Will It Sous Vide? Tender, Buttery Escargot

Will It Sous Vide? Tender, Buttery Escargot

Hello everyone, and welcome back to a very buttery and savoury edition of Will It Sous Vide?, the column where I make things with my immersion circulator.

Photos by Claire Lower

This week’s topic was not my original pick. Though I was initially excited to do a crayfish boil, a few things made me reconsider. For one, you need live crayfish for a crayfish boil, which means you have to kill them. This is usually accomplished by the whole boiling thing, but sous vide cooking requires a much lower temperature, and I just didn’t feel comfortable sealing a bunch of live crayfish in a bag and leaving them to slowly die in a 63C bath. The other problem with doing a crayfish boil — or any type of boil, for that matter — is the vegetables. Both corn and potatoes cook at a much higher temperature than shellfish (83C) so cooking everything in one bag isn’t really an option.

So that I skipped it, and instead chose to go with escargot, because I’m a big fan of eating snails, and because I wanted to see if sous vide cooking would result in a more tender, less rubbery escargot eating experience.

Will It Sous Vide? Tender, Buttery Escargot

After calling four different stores, I finally found a place that carried canned escargot, complete with a set of shells for presentation. Having never made escargot at home before, I wanted to do a side-by-side comparison of sous vide snails and some that had been cooked in-shell in the oven. Using this recipe as a template, I whipped up some herb butter containing:

  • 1 stick of butter
  • 2 cloves of garlic, minced
  • 1 shallot, minced
  • 2 tablespoons of flat parsley, chopped
  • 2 teaspoons of lemon juice
  • Salt to taste
Will It Sous Vide? Tender, Buttery Escargot

I mashed all of that goodness together with a fork, then scooped half of the buttery mixture into a vacuum bag. I then drained the snails and put half of them (six snails total) in the bag with the butter, making sure they were surrounded by it, and sealed the whole thing up.

Will It Sous Vide? Tender, Buttery Escargot

I dropped the snail-packed bag in a 68C bath for an hour and, while those guys were hot-tubbing, prepared the oven batch.

Will It Sous Vide? Tender, Buttery Escargot
Mini muffin tin for the win!

Mini muffin tin for the win!

Since my main goal was to surround the snails with as much butter as possible, I first shoved a bit of the butter mixture down in the shell, shoved a snail down in there on top of the butter layer, and then topped it with more butter. I didn’t have one of those fancy escargot plates, but I did have a mini muffin tin, and that worked pretty well. I popped the muffin tin in the fridge to let the butter firm up for a bit and then, when the sous vide batch had 15 minutes of cooking time left, popped it in a 177C oven until everything was all hot and bubbly (this took about 15 minutes).
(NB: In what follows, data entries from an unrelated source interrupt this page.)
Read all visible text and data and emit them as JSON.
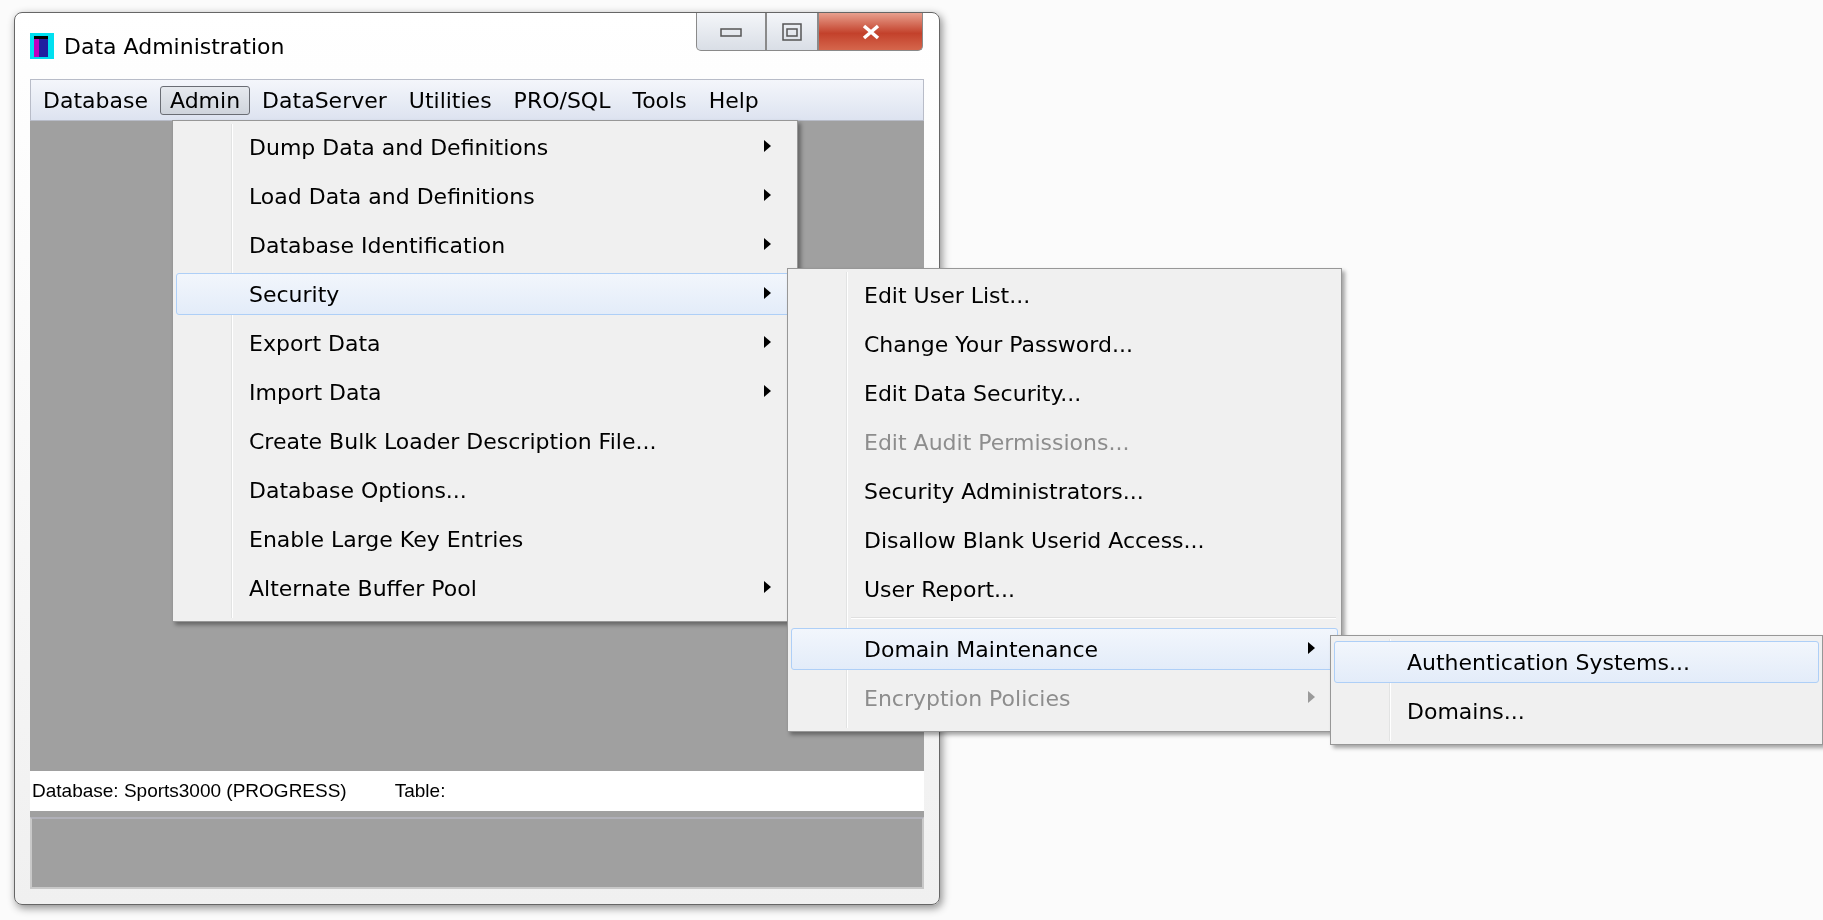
{
  "window": {
    "title": "Data Administration"
  },
  "menubar": [
    {
      "label": "Database",
      "selected": false
    },
    {
      "label": "Admin",
      "selected": true
    },
    {
      "label": "DataServer",
      "selected": false
    },
    {
      "label": "Utilities",
      "selected": false
    },
    {
      "label": "PRO/SQL",
      "selected": false
    },
    {
      "label": "Tools",
      "selected": false
    },
    {
      "label": "Help",
      "selected": false
    }
  ],
  "menus": [
    {
      "items": [
        {
          "kind": "submenu",
          "label": "Dump Data and Definitions",
          "disabled": false,
          "selected": false
        },
        {
          "kind": "submenu",
          "label": "Load Data and Definitions",
          "disabled": false,
          "selected": false
        },
        {
          "kind": "submenu",
          "label": "Database Identification",
          "disabled": false,
          "selected": false
        },
        {
          "kind": "submenu",
          "label": "Security",
          "disabled": false,
          "selected": true
        },
        {
          "kind": "submenu",
          "label": "Export Data",
          "disabled": false,
          "selected": false
        },
        {
          "kind": "submenu",
          "label": "Import Data",
          "disabled": false,
          "selected": false
        },
        {
          "kind": "item",
          "label": "Create Bulk Loader Description File...",
          "disabled": false,
          "selected": false
        },
        {
          "kind": "item",
          "label": "Database Options...",
          "disabled": false,
          "selected": false
        },
        {
          "kind": "item",
          "label": "Enable Large Key Entries",
          "disabled": false,
          "selected": false
        },
        {
          "kind": "submenu",
          "label": "Alternate Buffer Pool",
          "disabled": false,
          "selected": false
        }
      ]
    },
    {
      "items": [
        {
          "kind": "item",
          "label": "Edit User List...",
          "disabled": false,
          "selected": false
        },
        {
          "kind": "item",
          "label": "Change Your Password...",
          "disabled": false,
          "selected": false
        },
        {
          "kind": "item",
          "label": "Edit Data Security...",
          "disabled": false,
          "selected": false
        },
        {
          "kind": "item",
          "label": "Edit Audit Permissions...",
          "disabled": true,
          "selected": false
        },
        {
          "kind": "item",
          "label": "Security Administrators...",
          "disabled": false,
          "selected": false
        },
        {
          "kind": "item",
          "label": "Disallow Blank Userid Access...",
          "disabled": false,
          "selected": false
        },
        {
          "kind": "item",
          "label": "User Report...",
          "disabled": false,
          "selected": false
        },
        {
          "kind": "separator"
        },
        {
          "kind": "submenu",
          "label": "Domain Maintenance",
          "disabled": false,
          "selected": true
        },
        {
          "kind": "submenu",
          "label": "Encryption Policies",
          "disabled": true,
          "selected": false
        }
      ]
    },
    {
      "items": [
        {
          "kind": "item",
          "label": "Authentication Systems...",
          "disabled": false,
          "selected": true
        },
        {
          "kind": "item",
          "label": "Domains...",
          "disabled": false,
          "selected": false
        }
      ]
    }
  ],
  "status_bar": {
    "database": "Database: Sports3000 (PROGRESS)",
    "table": "Table:"
  }
}
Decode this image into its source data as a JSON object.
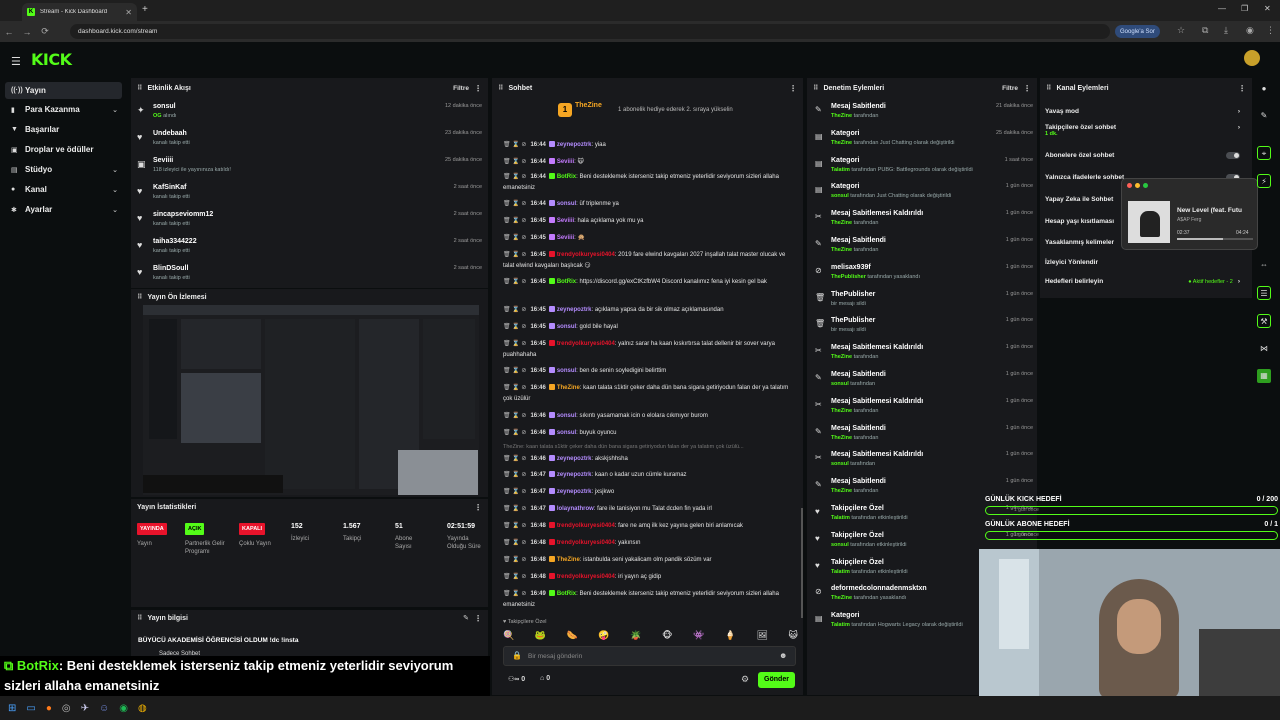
{
  "browser": {
    "tab_title": "Stream - Kick Dashboard",
    "url": "dashboard.kick.com/stream",
    "google_label": "Google'a Sor"
  },
  "brand": {
    "logo": "KICK",
    "accent": "#53fc18"
  },
  "sidebar": {
    "items": [
      {
        "label": "Yayın",
        "icon": "broadcast-icon"
      },
      {
        "label": "Para Kazanma",
        "icon": "money-icon"
      },
      {
        "label": "Başarılar",
        "icon": "trophy-icon"
      },
      {
        "label": "Droplar ve ödüller",
        "icon": "gift-icon"
      },
      {
        "label": "Stüdyo",
        "icon": "studio-icon"
      },
      {
        "label": "Kanal",
        "icon": "user-icon"
      },
      {
        "label": "Ayarlar",
        "icon": "gear-icon"
      }
    ]
  },
  "activity": {
    "title": "Etkinlik Akışı",
    "filter": "Filtre",
    "events": [
      {
        "name": "sonsul",
        "sub": "OG",
        "sub2": "alındı",
        "time": "12 dakika önce"
      },
      {
        "name": "Undebaah",
        "sub": "kanalı takip etti",
        "time": "23 dakika önce"
      },
      {
        "name": "Seviiii",
        "sub": "118 izleyici ile yayınınıza katıldı!",
        "time": "25 dakika önce"
      },
      {
        "name": "KafSinKaf",
        "sub": "kanalı takip etti",
        "time": "2 saat önce"
      },
      {
        "name": "sincapseviomm12",
        "sub": "kanalı takip etti",
        "time": "2 saat önce"
      },
      {
        "name": "taiha3344222",
        "sub": "kanalı takip etti",
        "time": "2 saat önce"
      },
      {
        "name": "BlinDSoull",
        "sub": "kanalı takip etti",
        "time": "2 saat önce"
      }
    ]
  },
  "preview": {
    "title": "Yayın Ön İzlemesi"
  },
  "stats": {
    "title": "Yayın İstatistikleri",
    "items": [
      {
        "badge": "YAYINDA",
        "label": "Yayın",
        "color": "#e8132b"
      },
      {
        "badge": "AÇIK",
        "label": "Partnerlik Gelir Programı",
        "color": "#53fc18"
      },
      {
        "badge": "KAPALI",
        "label": "Çoklu Yayın",
        "color": "#e8132b"
      },
      {
        "value": "152",
        "label": "İzleyici"
      },
      {
        "value": "1.567",
        "label": "Takipçi"
      },
      {
        "value": "51",
        "label": "Abone Sayısı"
      },
      {
        "value": "02:51:59",
        "label": "Yayında Olduğu Süre"
      }
    ]
  },
  "info": {
    "title": "Yayın bilgisi",
    "stream_title": "BÜYÜCÜ AKADEMİSİ ÖĞRENCİSİ OLDUM !dc !insta",
    "category": "Sadece Sohbet"
  },
  "overlay": {
    "user": "BotRix",
    "line1": ": Beni desteklemek isterseniz takip etmeniz yeterlidir seviyorum",
    "line2": "sizleri allaha emanetsiniz"
  },
  "chat": {
    "title": "Sohbet",
    "pinned_user": "TheZine",
    "pinned_text": "1 abonelik hediye ederek 2. sıraya yükselin",
    "messages": [
      {
        "t": "16:44",
        "u": "zeynepoztrk",
        "c": "#b48cff",
        "m": ": yiaa"
      },
      {
        "t": "16:44",
        "u": "Seviiii",
        "c": "#c47bff",
        "m": ": 🙀"
      },
      {
        "t": "16:44",
        "u": "BotRix",
        "c": "#53fc18",
        "m": ": Beni desteklemek isterseniz takip etmeniz yeterlidir seviyorum sizleri allaha emanetsiniz"
      },
      {
        "t": "16:44",
        "u": "sonsul",
        "c": "#b48cff",
        "m": ": üf triplenme ya"
      },
      {
        "t": "16:45",
        "u": "Seviiii",
        "c": "#c47bff",
        "m": ": hala açıklama yok mu ya"
      },
      {
        "t": "16:45",
        "u": "Seviiii",
        "c": "#c47bff",
        "m": ": 🙊"
      },
      {
        "t": "16:45",
        "u": "trendyolkuryesi0404",
        "c": "#e8132b",
        "m": ": 2019 fare elwind kavgaları 2027 inşallah talat master olucak ve talat elwind kavgaları başlıcak 😏"
      },
      {
        "t": "16:45",
        "u": "BotRix",
        "c": "#53fc18",
        "m": ": https://discord.gg/exCtKzfbW4 Discord kanalımız fena iyi kesin gel bak"
      },
      {
        "t": "16:45",
        "u": "zeynepoztrk",
        "c": "#b48cff",
        "m": ": açıklama yapsa da bir sik olmaz açıklamasından"
      },
      {
        "t": "16:45",
        "u": "sonsul",
        "c": "#b48cff",
        "m": ": gold bile hayal"
      },
      {
        "t": "16:45",
        "u": "trendyolkuryesi0404",
        "c": "#e8132b",
        "m": ": yalnız sarar ha kaan kıskırtırsa talat dellenir bir sover varya puahhahaha"
      },
      {
        "t": "16:45",
        "u": "sonsul",
        "c": "#b48cff",
        "m": ": ben de senin soyledigini belirttim"
      },
      {
        "t": "16:46",
        "u": "TheZine",
        "c": "#f5a623",
        "m": ": kaan talata s1ktir çeker daha dün bana sigara getiriyodun falan der ya talatım çok üzülür"
      },
      {
        "t": "16:46",
        "u": "sonsul",
        "c": "#b48cff",
        "m": ": sıkıntı yasamamak icin o elolara cıkmıyor burom"
      },
      {
        "t": "16:46",
        "u": "sonsul",
        "c": "#b48cff",
        "m": ": buyuk oyuncu"
      },
      {
        "t": "16:46",
        "u": "zeynepoztrk",
        "c": "#b48cff",
        "m": ": akskjshhsha"
      },
      {
        "t": "16:47",
        "u": "zeynepoztrk",
        "c": "#b48cff",
        "m": ": kaan o kadar uzun cümle kuramaz"
      },
      {
        "t": "16:47",
        "u": "zeynepoztrk",
        "c": "#b48cff",
        "m": ": jxsjkwo"
      },
      {
        "t": "16:47",
        "u": "lolaynathrow",
        "c": "#b48cff",
        "m": ": fare ile tanisiyon mu Talat dcden fin yada irl"
      },
      {
        "t": "16:48",
        "u": "trendyolkuryesi0404",
        "c": "#e8132b",
        "m": ": fare ne amq ilk kez yayına gelen biri anlamıcak"
      },
      {
        "t": "16:48",
        "u": "trendyolkuryesi0404",
        "c": "#e8132b",
        "m": ": yakınsın"
      },
      {
        "t": "16:48",
        "u": "TheZine",
        "c": "#f5a623",
        "m": ": istanbulda seni yakalicam olm pandik sözüm var"
      },
      {
        "t": "16:48",
        "u": "trendyolkuryesi0404",
        "c": "#e8132b",
        "m": ": iri yayın aç gidip"
      },
      {
        "t": "16:49",
        "u": "BotRix",
        "c": "#53fc18",
        "m": ": Beni desteklemek isterseniz takip etmeniz yeterlidir seviyorum sizleri allaha emanetsiniz"
      }
    ],
    "reply_context": "TheZine: kaan talata s1ktir çeker daha dün bana sigara getiriyodun falan der ya talatım çok üzülü...",
    "followers_only": "Takipçilere Özel",
    "input_placeholder": "Bir mesaj gönderin",
    "send_label": "Gönder",
    "count_left": "0",
    "count_right": "0"
  },
  "moderation": {
    "title": "Denetim Eylemleri",
    "filter": "Filtre",
    "actions": [
      {
        "n": "Mesaj Sabitlendi",
        "by": "TheZine",
        "s": "tarafından",
        "tm": "21 dakika önce",
        "icon": "pin-icon"
      },
      {
        "n": "Kategori",
        "by": "TheZine",
        "s": "tarafından Just Chatting olarak değiştirildi",
        "tm": "25 dakika önce",
        "icon": "category-icon"
      },
      {
        "n": "Kategori",
        "by": "Talatim",
        "s": "tarafından PUBG: Battlegrounds olarak değiştirildi",
        "tm": "1 saat önce",
        "icon": "category-icon"
      },
      {
        "n": "Kategori",
        "by": "sonsul",
        "s": "tarafından Just Chatting olarak değiştirildi",
        "tm": "1 gün önce",
        "icon": "category-icon"
      },
      {
        "n": "Mesaj Sabitlemesi Kaldırıldı",
        "by": "TheZine",
        "s": "tarafından",
        "tm": "1 gün önce",
        "icon": "unpin-icon"
      },
      {
        "n": "Mesaj Sabitlendi",
        "by": "TheZine",
        "s": "tarafından",
        "tm": "1 gün önce",
        "icon": "pin-icon"
      },
      {
        "n": "melisax939f",
        "by": "ThePublisher",
        "s": "tarafından yasaklandı",
        "tm": "1 gün önce",
        "icon": "ban-icon"
      },
      {
        "n": "ThePublisher",
        "by": "",
        "s": "bir mesajı sildi",
        "tm": "1 gün önce",
        "icon": "trash-icon"
      },
      {
        "n": "ThePublisher",
        "by": "",
        "s": "bir mesajı sildi",
        "tm": "1 gün önce",
        "icon": "trash-icon"
      },
      {
        "n": "Mesaj Sabitlemesi Kaldırıldı",
        "by": "TheZine",
        "s": "tarafından",
        "tm": "1 gün önce",
        "icon": "unpin-icon"
      },
      {
        "n": "Mesaj Sabitlendi",
        "by": "sonsul",
        "s": "tarafından",
        "tm": "1 gün önce",
        "icon": "pin-icon"
      },
      {
        "n": "Mesaj Sabitlemesi Kaldırıldı",
        "by": "TheZine",
        "s": "tarafından",
        "tm": "1 gün önce",
        "icon": "unpin-icon"
      },
      {
        "n": "Mesaj Sabitlendi",
        "by": "TheZine",
        "s": "tarafından",
        "tm": "1 gün önce",
        "icon": "pin-icon"
      },
      {
        "n": "Mesaj Sabitlemesi Kaldırıldı",
        "by": "sonsul",
        "s": "tarafından",
        "tm": "1 gün önce",
        "icon": "unpin-icon"
      },
      {
        "n": "Mesaj Sabitlendi",
        "by": "TheZine",
        "s": "tarafından",
        "tm": "1 gün önce",
        "icon": "pin-icon"
      },
      {
        "n": "Takipçilere Özel",
        "by": "Talatim",
        "s": "tarafından etkinleştirildi",
        "tm": "1 gün önce",
        "icon": "heart-icon"
      },
      {
        "n": "Takipçilere Özel",
        "by": "sonsul",
        "s": "tarafından etkinleştirildi",
        "tm": "1 gün önce",
        "icon": "heart-icon"
      },
      {
        "n": "Takipçilere Özel",
        "by": "Talatim",
        "s": "tarafından etkinleştirildi",
        "tm": "1 gün önce",
        "icon": "heart-icon"
      },
      {
        "n": "deformedcolonnadenmsktxn",
        "by": "TheZine",
        "s": "tarafından yasaklandı",
        "tm": "1 gün önce",
        "icon": "ban-icon"
      },
      {
        "n": "Kategori",
        "by": "Talatim",
        "s": "tarafından Hogwarts Legacy olarak değiştirildi",
        "tm": "1 gün önce",
        "icon": "category-icon"
      }
    ]
  },
  "channel_actions": {
    "title": "Kanal Eylemleri",
    "items": [
      {
        "label": "Yavaş mod"
      },
      {
        "label": "Takipçilere özel sohbet",
        "sub": "1 dk."
      },
      {
        "label": "Abonelere özel sohbet"
      },
      {
        "label": "Yalnızca ifadelerle sohbet"
      },
      {
        "label": "Yapay Zeka ile Sohbet"
      },
      {
        "label": "Hesap yaşı kısıtlaması"
      },
      {
        "label": "Yasaklanmış kelimeler"
      },
      {
        "label": "İzleyici Yönlendir"
      },
      {
        "label": "Hedefleri belirleyin",
        "extra": "Aktif hedefler - 2"
      }
    ]
  },
  "music": {
    "title": "New Level (feat. Futu",
    "artist": "A$AP Ferg",
    "elapsed": "02:37",
    "total": "04:24",
    "progress": 0.6
  },
  "goals": [
    {
      "title": "GÜNLÜK KICK HEDEFİ",
      "count": "0 / 200",
      "sub": "1 gün önce"
    },
    {
      "title": "GÜNLÜK ABONE HEDEFİ",
      "count": "0 / 1",
      "sub": "1 gün önce"
    }
  ]
}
Will It Sous Vide? Tender, Buttery Escargot

It was then time to pull the bag o’ snails out of the sous vide bath, so I took ’em out, opened ’em up, and shoved them into their new homes (which were, as it turns out, pretty similar to their old homes). There was a lot of melted butter in the bag, and I wasn’t about to let that goodness go to waste, so onto the escargot it went.

Will It Sous Vide? Tender, Buttery Escargot

I put the oven-cooked escargot in a bowl, toasted some bread, and got ready for a taste test. This taste test of course raises the question: Will snails sous vide?

The answer? Yes. They sous vide just fine, but they were pretty much indistinguishable in flavour from the snails I had cooked in the shell. Both batches were buttery, garlicky, and full of savoury earthy flavour, and I couldn’t really taste a difference.

Will It Sous Vide? Tender, Buttery Escargot

Texturally speaking, there was a very slight difference. The sous vide snails were just a tiny bit softer than their oven-cooked counterparts, but the oven escargot was by no means “chewy”. In fact, the difference was so slight, I’m not entirely confident I’d be able to tell the difference in a blind tasting, a theory I would have tested if there had been anyone around to blindfold me and feed me snails.

Also, cooking them in the shell means they stay hotter longer, as the shells get heated along with the snail meat. After removing the sous vide escargot from the bag and transferring them to their shells, then taking them back out of their shells to eat them, I found that they had cooled a good bit. (I guess I could have served them in a bowl without their shells, but they’re not super visually appealing, and the shells really help with optics.) So, I’m not sure sous vide snails are “worth it”, given the fact that they take longer to cook, and taste almost exactly the same as those cooked in-shell in the oven. (Both batches were delicious, basically.)